Nun hatte ich noch mehr zu denken … welch ein Luxusproblem: Sollte ich im Zuge der Nachhaltigkeit doch das Ostrad sanieren (lassen) oder doch ein Neues kaufen. Nach einigen Stunden gucken, reden und über polierte Fahrradrahmen streicheln bin ich dann noch kurz zum Testparcours für Liegeräder des HPV Vereins gegangen. Eigentlich wollte ich nur schauen … aber dann war gerade Nichts los und schon saß ich auf einer Streetmachine. Wanderstiefel sind wohl das ungünstigste Schuhwerk, um Liegeräder zu fahren, da die Füße ja auf den Pedalen gehalten werden müssen. Das ist mit schweren Wanderstiefeln eine echte Herausforderung. Zur gegenprobe bin ich dann noch eine Runde auf den Grasshopper gestiegen. Eigentlich wollte ich nur schauen, wie groß der Unterschied zwischen Streetmachine und Ostrad wohl ist – da musste ich feststellen, dass der Unterschied zwischen Grasshopper und Ostrad doch deutlicher ist, als ich mir das so gedacht habe.
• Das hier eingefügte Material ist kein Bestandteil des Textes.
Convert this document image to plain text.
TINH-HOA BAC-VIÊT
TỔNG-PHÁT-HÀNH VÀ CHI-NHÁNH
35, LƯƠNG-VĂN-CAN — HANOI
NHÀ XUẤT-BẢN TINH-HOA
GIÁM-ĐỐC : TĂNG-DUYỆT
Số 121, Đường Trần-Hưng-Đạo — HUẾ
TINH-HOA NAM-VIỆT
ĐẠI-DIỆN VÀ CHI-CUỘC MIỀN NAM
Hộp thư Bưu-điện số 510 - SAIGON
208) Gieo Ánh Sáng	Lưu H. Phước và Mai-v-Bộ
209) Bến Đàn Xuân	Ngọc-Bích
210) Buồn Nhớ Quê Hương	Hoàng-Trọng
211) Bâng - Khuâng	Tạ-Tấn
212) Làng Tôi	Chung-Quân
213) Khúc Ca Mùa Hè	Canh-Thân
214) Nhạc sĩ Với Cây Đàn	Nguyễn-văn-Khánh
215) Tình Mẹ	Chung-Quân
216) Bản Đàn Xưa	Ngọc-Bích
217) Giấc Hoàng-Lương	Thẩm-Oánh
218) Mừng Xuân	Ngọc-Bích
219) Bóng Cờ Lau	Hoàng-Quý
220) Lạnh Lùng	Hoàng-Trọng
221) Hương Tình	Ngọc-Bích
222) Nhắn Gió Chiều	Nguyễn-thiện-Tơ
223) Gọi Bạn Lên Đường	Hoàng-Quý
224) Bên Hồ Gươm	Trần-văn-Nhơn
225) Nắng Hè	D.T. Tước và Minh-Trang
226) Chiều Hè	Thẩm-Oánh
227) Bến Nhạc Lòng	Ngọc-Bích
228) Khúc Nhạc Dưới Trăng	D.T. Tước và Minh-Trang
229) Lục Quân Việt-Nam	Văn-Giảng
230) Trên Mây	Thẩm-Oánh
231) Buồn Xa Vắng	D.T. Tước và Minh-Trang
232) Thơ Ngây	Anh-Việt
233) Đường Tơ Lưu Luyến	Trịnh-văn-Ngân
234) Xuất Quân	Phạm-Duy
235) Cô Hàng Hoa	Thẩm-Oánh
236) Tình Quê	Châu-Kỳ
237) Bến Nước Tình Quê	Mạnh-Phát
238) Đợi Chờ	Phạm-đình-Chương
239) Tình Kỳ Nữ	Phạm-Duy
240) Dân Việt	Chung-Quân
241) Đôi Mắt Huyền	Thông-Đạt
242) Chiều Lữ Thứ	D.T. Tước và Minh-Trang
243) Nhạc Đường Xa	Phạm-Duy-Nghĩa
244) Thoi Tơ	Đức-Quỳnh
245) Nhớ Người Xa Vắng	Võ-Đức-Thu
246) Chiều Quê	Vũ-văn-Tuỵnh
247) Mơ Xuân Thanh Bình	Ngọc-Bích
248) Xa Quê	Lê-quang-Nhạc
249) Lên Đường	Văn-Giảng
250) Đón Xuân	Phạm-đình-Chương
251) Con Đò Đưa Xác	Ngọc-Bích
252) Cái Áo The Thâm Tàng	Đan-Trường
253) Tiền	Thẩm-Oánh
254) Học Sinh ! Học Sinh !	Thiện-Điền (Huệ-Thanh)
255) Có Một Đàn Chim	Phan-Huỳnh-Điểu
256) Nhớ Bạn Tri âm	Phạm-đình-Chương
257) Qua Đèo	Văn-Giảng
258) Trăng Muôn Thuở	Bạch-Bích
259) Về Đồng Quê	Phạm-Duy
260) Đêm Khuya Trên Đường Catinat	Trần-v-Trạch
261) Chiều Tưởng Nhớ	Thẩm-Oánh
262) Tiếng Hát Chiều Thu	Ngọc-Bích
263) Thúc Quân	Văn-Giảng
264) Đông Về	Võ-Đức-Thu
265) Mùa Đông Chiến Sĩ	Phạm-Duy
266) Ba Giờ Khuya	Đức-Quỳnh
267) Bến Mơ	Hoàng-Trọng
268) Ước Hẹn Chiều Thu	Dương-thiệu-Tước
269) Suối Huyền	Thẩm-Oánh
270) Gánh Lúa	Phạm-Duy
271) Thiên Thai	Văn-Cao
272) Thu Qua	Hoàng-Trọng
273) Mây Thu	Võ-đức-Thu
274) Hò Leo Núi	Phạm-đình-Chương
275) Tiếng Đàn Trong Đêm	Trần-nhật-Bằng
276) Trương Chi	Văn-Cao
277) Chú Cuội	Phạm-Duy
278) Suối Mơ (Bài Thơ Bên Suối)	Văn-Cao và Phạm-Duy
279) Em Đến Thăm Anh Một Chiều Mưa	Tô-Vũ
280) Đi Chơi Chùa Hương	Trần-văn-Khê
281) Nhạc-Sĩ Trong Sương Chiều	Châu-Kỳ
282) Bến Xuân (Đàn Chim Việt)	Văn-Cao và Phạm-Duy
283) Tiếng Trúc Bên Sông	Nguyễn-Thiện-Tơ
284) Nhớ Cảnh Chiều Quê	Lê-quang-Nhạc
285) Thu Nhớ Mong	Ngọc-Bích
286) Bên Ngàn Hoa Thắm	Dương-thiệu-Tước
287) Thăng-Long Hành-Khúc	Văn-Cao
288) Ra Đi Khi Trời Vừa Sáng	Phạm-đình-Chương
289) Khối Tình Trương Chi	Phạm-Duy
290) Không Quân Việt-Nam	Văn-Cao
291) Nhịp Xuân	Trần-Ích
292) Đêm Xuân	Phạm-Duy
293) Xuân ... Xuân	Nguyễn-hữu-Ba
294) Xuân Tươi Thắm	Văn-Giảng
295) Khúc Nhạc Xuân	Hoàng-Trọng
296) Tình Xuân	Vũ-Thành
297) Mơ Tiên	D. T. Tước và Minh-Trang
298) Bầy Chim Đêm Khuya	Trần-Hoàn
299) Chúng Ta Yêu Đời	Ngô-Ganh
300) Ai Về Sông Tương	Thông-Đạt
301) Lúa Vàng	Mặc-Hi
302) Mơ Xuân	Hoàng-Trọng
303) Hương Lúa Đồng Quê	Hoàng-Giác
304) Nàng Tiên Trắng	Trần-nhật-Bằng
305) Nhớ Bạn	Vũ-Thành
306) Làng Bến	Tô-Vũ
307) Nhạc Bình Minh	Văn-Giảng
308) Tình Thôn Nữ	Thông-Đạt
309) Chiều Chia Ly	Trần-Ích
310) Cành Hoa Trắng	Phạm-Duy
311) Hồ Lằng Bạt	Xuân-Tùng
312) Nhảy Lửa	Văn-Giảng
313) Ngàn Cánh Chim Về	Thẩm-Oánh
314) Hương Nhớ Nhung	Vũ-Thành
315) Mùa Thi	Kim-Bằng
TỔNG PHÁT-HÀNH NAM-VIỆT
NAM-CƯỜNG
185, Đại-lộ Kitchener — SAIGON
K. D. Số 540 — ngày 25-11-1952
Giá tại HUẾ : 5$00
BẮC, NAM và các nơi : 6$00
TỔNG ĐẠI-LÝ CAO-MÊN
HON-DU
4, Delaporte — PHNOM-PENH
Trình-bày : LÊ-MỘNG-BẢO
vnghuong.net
Obwohl die Unterschiede bei Radstand und Sitzhöhe nicht so groß sind, fuhr sich der Grasshopper trotz Wanderschuhen deutlich direkter. Besonders hat mir der Bodylink Schalensitz gefallen. Dadurch dass im Gegensatz zum Netzsitz wie beim Ostrad nur der Bereich der Wirbelsäule aufliegt, ist der Schwitzbereich eben auch auf diesen Bereich beschränkt und der restliche Rücken kann „abdampfen“. Außerdem kann das linke Knie nicht in Kontakt zur Lenkung kommen, da diese beim Grasshopper seitlich an die Gabel übertragen wird und nicht wie beim Ostrad oben an der Gabel. Das bedeutet allerdings auch, dass etliche Teile am Grasshopper Spezialteile sind. Und eigentlich bin ich ein Freund von Standardteilen, die sich einfach wieder beschaffen lassen.